Visualizing data

The time-series data stored in TimescaleDB can be easily displayed on graphs. TimescaleDB is compatible with visualization tools that work with PostgreSQL. This means that regardless of whether you are creating custom visualizations embedded in your applications or using off-the-shelf visualization tools to expose data across your business organization, you can choose from a wide selection of tools.

Grafana

Grafana is an open-source visualization tool popular in the DevOps monitoring space, although it can also be used across the organization to visualize time-series metrics. Getting started with Grafana is simple. Download and install Grafana. Then, add a new PostgreSQL data source that points to your TimescaleDB instance. Queries run through Grafana will continue to benefit from the performance improvements built into TimescaleDB. In fact, this data source was built by TimescaleDB engineers, and it is designed to take advantage of the databases’ time-series capabilities.

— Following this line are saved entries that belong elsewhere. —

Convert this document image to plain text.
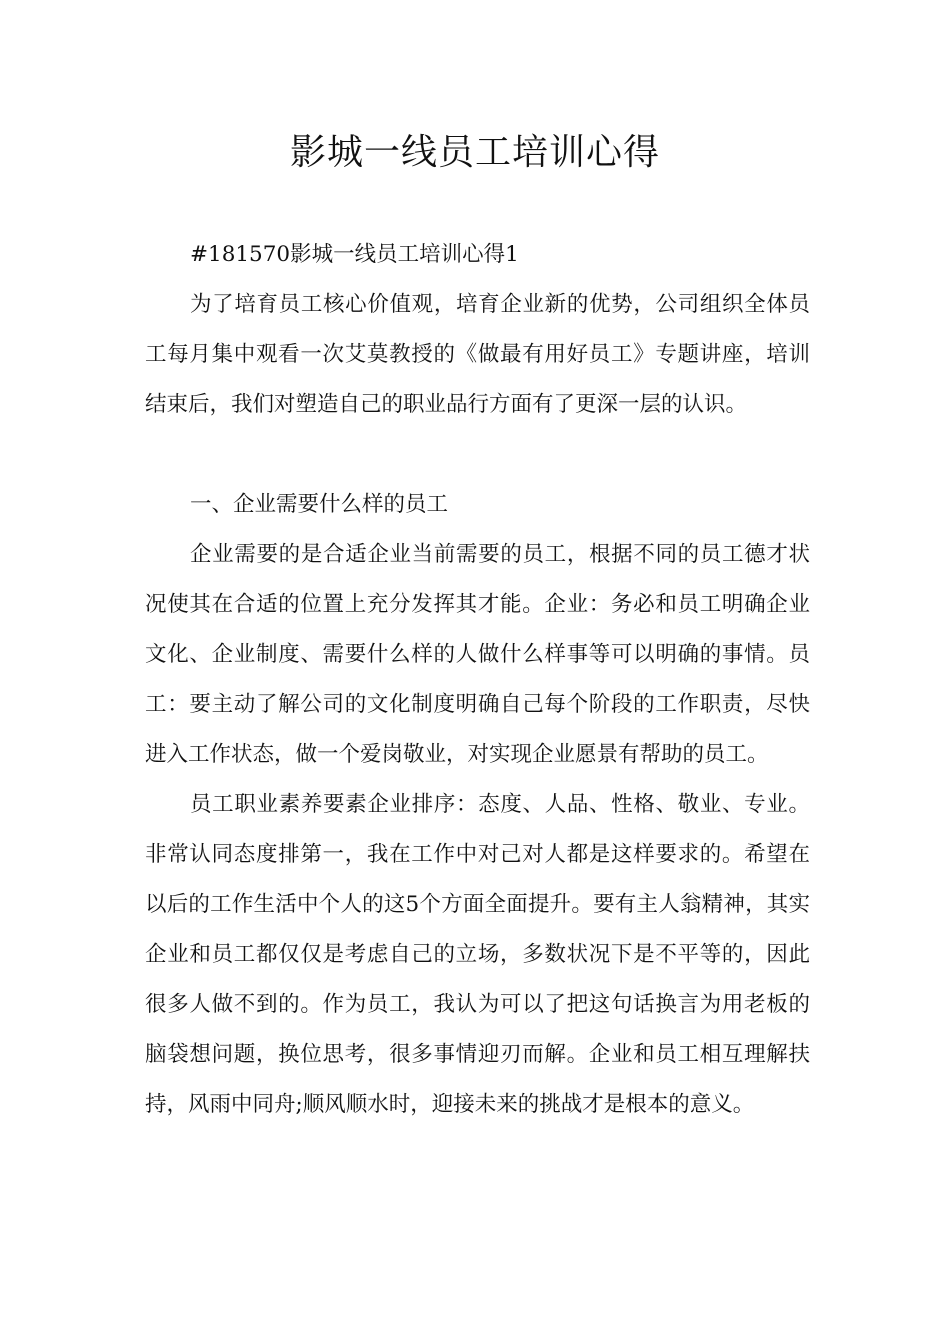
影城一线员工培训心得

#181570影城一线员工培训心得1

为了培育员工核心价值观，培育企业新的优势，公司组织全体员工每月集中观看一次艾莫教授的《做最有用好员工》专题讲座，培训结束后，我们对塑造自己的职业品行方面有了更深一层的认识。

一、企业需要什么样的员工

企业需要的是合适企业当前需要的员工，根据不同的员工德才状况使其在合适的位置上充分发挥其才能。企业：务必和员工明确企业文化、企业制度、需要什么样的人做什么样事等可以明确的事情。员工：要主动了解公司的文化制度明确自己每个阶段的工作职责，尽快进入工作状态，做一个爱岗敬业，对实现企业愿景有帮助的员工。

员工职业素养要素企业排序：态度、人品、性格、敬业、专业。非常认同态度排第一，我在工作中对己对人都是这样要求的。希望在以后的工作生活中个人的这5个方面全面提升。要有主人翁精神，其实企业和员工都仅仅是考虑自己的立场，多数状况下是不平等的，因此很多人做不到的。作为员工，我认为可以了把这句话换言为用老板的脑袋想问题，换位思考，很多事情迎刃而解。企业和员工相互理解扶持，风雨中同舟;顺风顺水时，迎接未来的挑战才是根本的意义。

WARNING:Grafana expects data received to be ordered by time. When querying Grafana using SQL, you must include the ORDER BY time statement so that results are guaranteed to be ordered. Grafana draws the points as they appear in the returned query. If data comes in unordered, you may observe inconsistencies in both graphs and Grafana functions.

Other Visualization Tools

TimescaleDB also works with popular visualization software solutions that allow users across your organization to analyze and visualize data. Users can use these platforms to run business intelligence reports, power machine learning models, and build custom dashboards. Many of these tools also allow you to embed dashboards into applications, making it quick and easy to offer analytical features to your users.

Some popular visualization tools that work with TimescaleDB include:

  • Tableau: get started here
  • PowerBI: get started here
  • Looker: get started here
  • Periscope: get started here
  • Mode: read more here
  • Chartio: read more here

TIP:If it works with PostgreSQL, it works with TimescaleDB. TimescaleDB looks just like PostgreSQL on the outside, but offers optimizations built deep into the system that speed up time-series queries.